First Author  Wang H Year  2017
Journal  PLoS One Volume  12
Issue  8 Pages  e0182844
PubMed ID  28832675 Mgi Jnum  J:248072
Mgi Id  MGI:5917393 Doi  10.1371/journal.pone.0182844
Citation  Wang H, et al. (2017) Time-course global proteome analyses reveal an inverse correlation between Abeta burden and immunoglobulin M levels in the APPNL-F mouse model of Alzheimer disease. PLoS One 12(8):e0182844
abstractText  Alzheimer disease (AD) stands out amongst highly prevalent diseases because there is no effective treatment nor can the disease be reliably diagnosed at an early stage. A hallmark of AD is the accumulation of aggregation-prone amyloid beta peptides (Abeta), the main constituent of amyloid plaques. To identify Abeta-dependent changes to the global proteome we used the recently introduced APPNL-F mouse model of AD, which faithfully recapitulates the Abeta pathology of the disease, and a workflow that interrogated the brain proteome of these mice by quantitative mass spectrometry at three different ages. The elevated Abeta burden in these mice was observed to cause almost no changes to steady-state protein levels of the most abundant >2,500 brain proteins, including 12 proteins encoded by well-confirmed AD risk loci. The notable exception was a striking reduction in immunoglobulin heavy mu chain (IGHM) protein levels in homozygote APPNL-F/NL-F mice, relative to APPNL-F/wt littermates.
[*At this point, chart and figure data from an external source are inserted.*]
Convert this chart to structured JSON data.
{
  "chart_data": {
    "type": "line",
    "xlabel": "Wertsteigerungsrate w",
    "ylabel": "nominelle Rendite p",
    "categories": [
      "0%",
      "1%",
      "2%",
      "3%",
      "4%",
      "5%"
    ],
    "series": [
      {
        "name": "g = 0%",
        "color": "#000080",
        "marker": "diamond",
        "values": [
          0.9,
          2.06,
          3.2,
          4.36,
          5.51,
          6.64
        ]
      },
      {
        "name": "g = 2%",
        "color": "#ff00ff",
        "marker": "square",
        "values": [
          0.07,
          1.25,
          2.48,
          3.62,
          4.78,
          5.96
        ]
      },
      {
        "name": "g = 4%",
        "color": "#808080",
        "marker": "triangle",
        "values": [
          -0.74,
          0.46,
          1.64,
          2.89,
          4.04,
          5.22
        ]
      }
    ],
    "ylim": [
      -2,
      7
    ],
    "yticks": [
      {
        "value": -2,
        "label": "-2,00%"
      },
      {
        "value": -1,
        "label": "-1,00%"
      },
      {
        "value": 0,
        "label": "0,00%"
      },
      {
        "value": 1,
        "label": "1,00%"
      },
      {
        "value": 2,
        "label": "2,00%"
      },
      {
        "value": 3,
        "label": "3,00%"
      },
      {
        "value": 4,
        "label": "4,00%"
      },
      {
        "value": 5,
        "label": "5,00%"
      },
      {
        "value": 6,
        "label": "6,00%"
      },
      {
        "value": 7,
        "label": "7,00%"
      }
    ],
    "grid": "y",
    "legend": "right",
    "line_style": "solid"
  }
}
Follow-up experiments revealed that IGHM levels generally increase with age in this model. Although discovered with brain samples, the relative IGHM depletion in APPNL-F/NL-F mice was validated to manifest systemically in the blood, and did not extend to other blood proteins, including immunoglobulin G. Results presented are consistent with a cause-effect relationship between the excessive accumulation of Abeta and the selective depletion of IGHM levels, which may be of relevance for understanding the etiology of the disease and ongoing efforts to devise blood-based AD diagnostics.